Agent Blake flipped a switch so Jason couldn’t listen in. “We got other news,” he said.
Dan raised his eyebrows in response.
“You talk with Richard. Get all your notes, and we’ll tell you what we found out,” Blake said.
“You’re making me wait? Is this suspense?”
“We just want you to get the information you need,” Cora said. She snapped her fingers. “Let’s get to it.”
Dan called Richard back and was told an interesting story about mirrors that Richard brought with him into the journey. The mirrors had been set up all around the room. Then he called for Sarah. When she showed up the mirrors were moved into place. “A nudge here, a pull there. By the time she noticed, she didn’t know which way was out.”
“How did you remember the way out?” Dan asked.

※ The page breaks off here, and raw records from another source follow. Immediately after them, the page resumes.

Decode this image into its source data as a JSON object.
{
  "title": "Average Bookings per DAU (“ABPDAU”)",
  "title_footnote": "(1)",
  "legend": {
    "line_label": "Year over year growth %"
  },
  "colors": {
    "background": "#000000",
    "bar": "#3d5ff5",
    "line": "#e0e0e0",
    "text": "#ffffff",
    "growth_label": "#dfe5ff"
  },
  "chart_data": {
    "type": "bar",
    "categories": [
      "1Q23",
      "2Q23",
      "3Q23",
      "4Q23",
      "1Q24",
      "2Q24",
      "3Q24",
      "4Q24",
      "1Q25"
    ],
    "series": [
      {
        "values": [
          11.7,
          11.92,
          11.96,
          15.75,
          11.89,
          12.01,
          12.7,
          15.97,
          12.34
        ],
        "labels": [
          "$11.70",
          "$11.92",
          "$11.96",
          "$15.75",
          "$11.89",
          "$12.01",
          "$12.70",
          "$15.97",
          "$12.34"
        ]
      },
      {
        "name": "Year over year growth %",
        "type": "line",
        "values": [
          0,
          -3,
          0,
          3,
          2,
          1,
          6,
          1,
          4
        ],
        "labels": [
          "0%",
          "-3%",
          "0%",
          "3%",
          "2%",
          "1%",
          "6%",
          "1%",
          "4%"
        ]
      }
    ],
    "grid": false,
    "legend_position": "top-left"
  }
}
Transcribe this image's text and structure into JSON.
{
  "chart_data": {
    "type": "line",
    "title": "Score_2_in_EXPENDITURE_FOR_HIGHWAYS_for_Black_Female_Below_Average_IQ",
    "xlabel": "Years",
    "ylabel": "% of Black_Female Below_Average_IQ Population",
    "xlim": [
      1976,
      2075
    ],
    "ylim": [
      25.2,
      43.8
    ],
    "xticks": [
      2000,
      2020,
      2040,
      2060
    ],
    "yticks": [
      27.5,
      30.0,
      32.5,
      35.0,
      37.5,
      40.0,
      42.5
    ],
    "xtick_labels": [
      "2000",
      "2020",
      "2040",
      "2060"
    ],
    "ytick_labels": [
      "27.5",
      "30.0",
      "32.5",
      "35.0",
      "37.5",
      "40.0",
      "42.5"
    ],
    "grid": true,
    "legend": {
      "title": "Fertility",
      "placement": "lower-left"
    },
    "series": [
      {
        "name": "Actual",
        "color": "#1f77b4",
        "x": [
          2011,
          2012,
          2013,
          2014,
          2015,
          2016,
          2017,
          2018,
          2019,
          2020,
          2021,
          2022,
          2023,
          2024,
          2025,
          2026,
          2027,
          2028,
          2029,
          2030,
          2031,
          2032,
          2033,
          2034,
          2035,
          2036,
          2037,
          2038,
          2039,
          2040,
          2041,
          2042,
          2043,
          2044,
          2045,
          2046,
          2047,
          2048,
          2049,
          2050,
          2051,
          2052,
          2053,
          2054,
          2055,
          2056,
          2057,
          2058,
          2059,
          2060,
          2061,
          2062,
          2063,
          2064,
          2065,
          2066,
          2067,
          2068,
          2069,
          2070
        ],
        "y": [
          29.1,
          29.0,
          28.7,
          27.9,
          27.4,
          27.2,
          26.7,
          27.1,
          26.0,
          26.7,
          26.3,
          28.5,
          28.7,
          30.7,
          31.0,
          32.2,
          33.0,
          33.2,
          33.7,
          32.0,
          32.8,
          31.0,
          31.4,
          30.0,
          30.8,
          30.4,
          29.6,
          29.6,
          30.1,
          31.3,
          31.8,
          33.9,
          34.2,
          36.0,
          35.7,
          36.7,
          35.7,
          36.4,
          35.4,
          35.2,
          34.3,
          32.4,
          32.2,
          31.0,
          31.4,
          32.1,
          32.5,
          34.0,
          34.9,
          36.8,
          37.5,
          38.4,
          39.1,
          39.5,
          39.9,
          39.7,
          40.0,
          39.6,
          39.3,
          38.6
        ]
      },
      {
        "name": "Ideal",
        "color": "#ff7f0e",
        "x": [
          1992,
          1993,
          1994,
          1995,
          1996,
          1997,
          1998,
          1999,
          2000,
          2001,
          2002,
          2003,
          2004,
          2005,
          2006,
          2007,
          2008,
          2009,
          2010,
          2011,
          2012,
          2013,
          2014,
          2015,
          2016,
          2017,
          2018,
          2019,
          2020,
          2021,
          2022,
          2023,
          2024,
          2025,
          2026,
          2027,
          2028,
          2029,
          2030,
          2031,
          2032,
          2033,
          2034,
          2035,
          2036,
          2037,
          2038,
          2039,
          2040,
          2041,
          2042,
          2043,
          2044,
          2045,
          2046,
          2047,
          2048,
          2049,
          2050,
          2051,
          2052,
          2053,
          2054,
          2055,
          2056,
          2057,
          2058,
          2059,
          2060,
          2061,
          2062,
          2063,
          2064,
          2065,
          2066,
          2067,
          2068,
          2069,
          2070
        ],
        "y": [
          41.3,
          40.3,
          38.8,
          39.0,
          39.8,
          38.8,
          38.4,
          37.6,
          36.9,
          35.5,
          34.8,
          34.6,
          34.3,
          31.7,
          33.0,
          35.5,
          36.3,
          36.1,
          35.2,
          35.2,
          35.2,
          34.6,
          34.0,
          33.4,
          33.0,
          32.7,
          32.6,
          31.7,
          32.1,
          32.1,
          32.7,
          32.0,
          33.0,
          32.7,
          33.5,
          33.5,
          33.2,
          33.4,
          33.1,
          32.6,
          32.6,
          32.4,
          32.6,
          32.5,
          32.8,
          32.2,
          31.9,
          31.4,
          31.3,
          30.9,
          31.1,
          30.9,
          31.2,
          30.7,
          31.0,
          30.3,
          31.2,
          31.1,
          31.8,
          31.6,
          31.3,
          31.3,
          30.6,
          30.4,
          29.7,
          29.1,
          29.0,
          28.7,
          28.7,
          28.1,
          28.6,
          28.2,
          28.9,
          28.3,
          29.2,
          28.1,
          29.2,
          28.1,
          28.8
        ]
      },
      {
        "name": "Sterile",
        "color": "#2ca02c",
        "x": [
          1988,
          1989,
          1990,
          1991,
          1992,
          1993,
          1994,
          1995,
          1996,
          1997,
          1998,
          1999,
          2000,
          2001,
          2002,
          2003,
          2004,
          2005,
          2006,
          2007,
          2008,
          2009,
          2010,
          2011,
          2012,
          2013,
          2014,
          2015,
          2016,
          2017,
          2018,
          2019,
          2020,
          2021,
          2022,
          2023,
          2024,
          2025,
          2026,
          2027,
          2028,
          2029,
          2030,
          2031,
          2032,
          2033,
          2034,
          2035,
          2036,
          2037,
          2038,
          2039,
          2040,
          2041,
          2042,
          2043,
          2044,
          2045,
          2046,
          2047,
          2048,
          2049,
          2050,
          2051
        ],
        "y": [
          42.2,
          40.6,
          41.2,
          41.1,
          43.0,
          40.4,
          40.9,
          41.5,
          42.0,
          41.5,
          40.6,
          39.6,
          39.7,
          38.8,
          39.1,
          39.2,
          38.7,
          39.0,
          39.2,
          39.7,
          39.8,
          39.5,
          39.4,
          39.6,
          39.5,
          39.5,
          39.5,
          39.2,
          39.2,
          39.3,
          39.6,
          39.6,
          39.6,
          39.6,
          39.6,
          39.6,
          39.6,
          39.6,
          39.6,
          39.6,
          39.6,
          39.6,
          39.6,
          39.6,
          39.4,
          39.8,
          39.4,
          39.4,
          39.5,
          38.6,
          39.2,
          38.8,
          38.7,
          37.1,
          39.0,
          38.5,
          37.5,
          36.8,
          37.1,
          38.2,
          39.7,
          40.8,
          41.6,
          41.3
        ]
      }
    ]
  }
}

“Foot in the door. That’s all you need for now. What’s important is that she’s really not very good at any of this. I’m surprised you didn’t see her coming. She’s loud and clumsy. But she must have them snowed, the people who hired her.”
“Maybe they didn’t hire her, but that’s another question,” Dan said. “And if they did hire her, they probably don’t understand any of the work.”
“Well, she quickly begged me to let her go.”
“And?”
“I didn’t. Not yet. I’ll go back when this is over and let her loose.”